The agreement contains the typical arbitration stuff, like stating that neither the dancer nor the club can sue the other in court, and that dancers can’t arbitrate as a group. But then there are some truly questionable conditions.

For instance, dancers who sign the agreement give up their right to sue over anything that “arose before and/or after this Agreement went into effect.” The agreement specifically calls out the possibility for complaints “arising under federal discrimination laws, including but not limited to… the Fair Labor Standards Act (FLSA).”

Another industry-specific clause of the 4-page agreement (most arbitration clauses are merely a few paragraphs) states that “In the event that you ever assert that you are an employee and not an independent contractor, then you acknowledge and agree that table dance fees and any other fees established by [the club owners] that you have been permitted to retain as part of your income are setoffs and shall be credited against any minimum wage and overtime obligations that otherwise would be due to you if you were determined to be an employee and not an independent contractor.”

To the plaintiffs, this clause is intended to deter a dancer from even attempting to arbitrate their status as a contractor/employee because it would mean giving up “the right to claim the full minimum wage as damages in this action [and] the right to retain entertainment fees.”

In plain speak, the plaintiffs say that dancers were told by the club, “don’t sue us and we won’t mess with you.”

What’s more, they claim that the club misled the dancers about the reason for needing these agreements signed immediately. According to the complaint, the club owners said they were switching “arbitration companies,” even though they say the club had no such agreement with dancers before this.
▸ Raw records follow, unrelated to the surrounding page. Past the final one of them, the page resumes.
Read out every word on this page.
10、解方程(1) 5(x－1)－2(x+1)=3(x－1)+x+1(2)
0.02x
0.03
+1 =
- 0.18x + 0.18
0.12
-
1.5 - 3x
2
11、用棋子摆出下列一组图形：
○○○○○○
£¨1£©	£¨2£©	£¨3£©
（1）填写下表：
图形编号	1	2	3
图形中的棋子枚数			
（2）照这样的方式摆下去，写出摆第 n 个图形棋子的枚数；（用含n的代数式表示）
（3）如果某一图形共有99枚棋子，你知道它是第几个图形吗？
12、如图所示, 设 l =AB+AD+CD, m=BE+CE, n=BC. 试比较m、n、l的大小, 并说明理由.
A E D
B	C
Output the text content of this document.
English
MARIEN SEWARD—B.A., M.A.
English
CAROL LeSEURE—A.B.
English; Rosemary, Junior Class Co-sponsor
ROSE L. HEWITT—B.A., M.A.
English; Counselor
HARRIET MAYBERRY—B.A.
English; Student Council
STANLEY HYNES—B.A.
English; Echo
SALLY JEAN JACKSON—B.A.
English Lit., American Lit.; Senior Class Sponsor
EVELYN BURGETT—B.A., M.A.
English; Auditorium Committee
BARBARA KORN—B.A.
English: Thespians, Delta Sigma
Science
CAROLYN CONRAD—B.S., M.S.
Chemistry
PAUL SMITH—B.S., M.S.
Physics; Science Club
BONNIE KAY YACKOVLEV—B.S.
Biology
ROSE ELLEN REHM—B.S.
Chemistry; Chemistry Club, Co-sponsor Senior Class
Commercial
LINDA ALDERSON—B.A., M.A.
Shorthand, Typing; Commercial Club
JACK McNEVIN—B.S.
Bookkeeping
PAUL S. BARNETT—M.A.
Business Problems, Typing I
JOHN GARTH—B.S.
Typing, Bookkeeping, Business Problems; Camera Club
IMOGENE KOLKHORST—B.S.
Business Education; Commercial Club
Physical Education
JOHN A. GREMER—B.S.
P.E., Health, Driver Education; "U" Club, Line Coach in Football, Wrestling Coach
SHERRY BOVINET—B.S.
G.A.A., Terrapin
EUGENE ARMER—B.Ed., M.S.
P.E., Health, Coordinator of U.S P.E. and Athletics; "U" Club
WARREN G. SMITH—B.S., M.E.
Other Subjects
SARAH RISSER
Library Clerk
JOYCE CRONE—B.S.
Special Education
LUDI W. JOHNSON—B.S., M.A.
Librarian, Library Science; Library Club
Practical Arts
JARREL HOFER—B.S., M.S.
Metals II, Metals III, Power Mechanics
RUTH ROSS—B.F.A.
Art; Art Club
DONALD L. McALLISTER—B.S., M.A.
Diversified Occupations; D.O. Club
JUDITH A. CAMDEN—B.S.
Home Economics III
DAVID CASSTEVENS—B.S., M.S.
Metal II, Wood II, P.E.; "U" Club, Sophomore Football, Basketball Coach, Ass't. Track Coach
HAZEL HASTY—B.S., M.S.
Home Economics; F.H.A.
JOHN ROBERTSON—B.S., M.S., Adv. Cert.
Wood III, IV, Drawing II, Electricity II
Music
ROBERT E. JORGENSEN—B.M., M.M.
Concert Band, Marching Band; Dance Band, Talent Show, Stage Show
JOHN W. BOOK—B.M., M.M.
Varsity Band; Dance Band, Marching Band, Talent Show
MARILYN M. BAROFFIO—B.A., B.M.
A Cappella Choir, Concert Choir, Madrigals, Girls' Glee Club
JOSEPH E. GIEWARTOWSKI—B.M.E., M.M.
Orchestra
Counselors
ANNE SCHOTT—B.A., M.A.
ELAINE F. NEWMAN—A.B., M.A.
While not all of the named plaintiffs were working at the club by this time, one says she was fired. The plaintiffs allege that by making arbitration a condition of employment, the club is violating both the FLSA and the Federal Arbitration Act.

“Defendants, with full knowledge that they have violated and continue to violate federal wage laws… conditioned the entertainers continued employment on their signing the Arbitration Agreement, thereby forcing the entertainers under duress to relinquish an existing rights to sue in return for continued employment, which is an illegal action,” reads the complaint.

In speaking to the Atlanta Journal-Constitution — and in a response filed with the court — a lawyer for the club claims that there was indeed an arbitration policy before the one mentioned in the complaint. The club also contends that the dancer who said she was fired for not signing the agreement left on her own accord.